Sermaye iktidarının “uzmanlık” ya da “akademik kariyer” bahşettiği bu kişilerin açıklamaları, “hilkat garibeleri” denebilecek bir “türün” yaratıldığına işaret ediyor. Zira böyleleri, kendilerine makam bahşeden rejime yaranmak için öyle sözler sarf ediyorlar ki, bu tutumlarını tanımlamak için sözcük bulmak mümkün olmuyor.
İlkin Bilecik Şeyh Edebali Üniversitesi “Fizik” Bölümü Öğretim Üyesi Prof. Dr. Ali İhsan Göker rejimin hilkat garibelerinden biri olduğunu ispatlayan şu sözleri sarf etti:
“Deprem veya binalar öldürmez, Allah öldürür. O da eceli geleni. Depremde ölenler aynı anda Mars'ta bile olsalar yine öleceklerdi.”

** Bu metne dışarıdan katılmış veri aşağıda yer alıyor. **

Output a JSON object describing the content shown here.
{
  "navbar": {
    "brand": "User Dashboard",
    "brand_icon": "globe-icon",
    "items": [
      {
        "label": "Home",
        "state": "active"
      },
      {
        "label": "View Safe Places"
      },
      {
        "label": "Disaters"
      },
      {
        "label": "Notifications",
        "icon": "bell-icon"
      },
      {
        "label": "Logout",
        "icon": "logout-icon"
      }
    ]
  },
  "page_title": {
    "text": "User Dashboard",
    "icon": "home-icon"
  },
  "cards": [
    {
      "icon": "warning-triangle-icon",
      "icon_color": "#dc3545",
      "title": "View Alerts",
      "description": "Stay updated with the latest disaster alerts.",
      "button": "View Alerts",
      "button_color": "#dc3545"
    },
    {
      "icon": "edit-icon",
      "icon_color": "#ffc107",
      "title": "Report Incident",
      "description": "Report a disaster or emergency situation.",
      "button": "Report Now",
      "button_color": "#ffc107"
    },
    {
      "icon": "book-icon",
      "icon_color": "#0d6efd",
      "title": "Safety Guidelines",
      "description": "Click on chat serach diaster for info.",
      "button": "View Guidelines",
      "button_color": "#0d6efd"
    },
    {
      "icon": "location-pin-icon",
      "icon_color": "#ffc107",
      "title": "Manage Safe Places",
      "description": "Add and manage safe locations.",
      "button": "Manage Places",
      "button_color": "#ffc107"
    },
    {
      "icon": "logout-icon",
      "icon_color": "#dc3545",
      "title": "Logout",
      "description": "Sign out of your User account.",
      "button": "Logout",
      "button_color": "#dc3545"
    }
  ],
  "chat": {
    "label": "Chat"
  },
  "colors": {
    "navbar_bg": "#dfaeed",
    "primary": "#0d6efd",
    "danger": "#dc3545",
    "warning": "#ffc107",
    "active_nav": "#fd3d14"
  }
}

Bu tiplerden bir diğer ise, Kocaeli Üniversitesi “Afet Yönetimi Uzmanı” Doç. Dr. Serpil Gerdan’dır. Uzman kılıklı bu “akademisyen” de en az önceki kadar pişkin biri olduğunu gösteren şu sözleri sarf etti:
“İlk 72 saatte vatandaşın, hiç kimseden yardım beklemeden, devlete yük yerine katkı olması gerekir. Afetzede olabilir, ama enkaz altında değilse kendi başının çaresine bakmalı.”
Bu kokuşmuş zihniyete göre, 72 saat geçince, yani enkaz altında kalanlar da öldükten sonra “vatandaş devletten yardım isteyebilir.”
İşte sermayenin temsilcisi olan Saray rejimi, yetiştirdiği bu hilkat garibelerine “uzman/akademisyen” etiketi yapıştırıp onları kurumların başına yerleştiriyor. Bu zihniyettekilerin yönettiği bir ülkede "felaketler" de kaçınılmaz oluyor. Emekçiler böylelerinin ürediği bataklığı kurutana kadar yazık ki büyük acılar da son bulmayacaktır.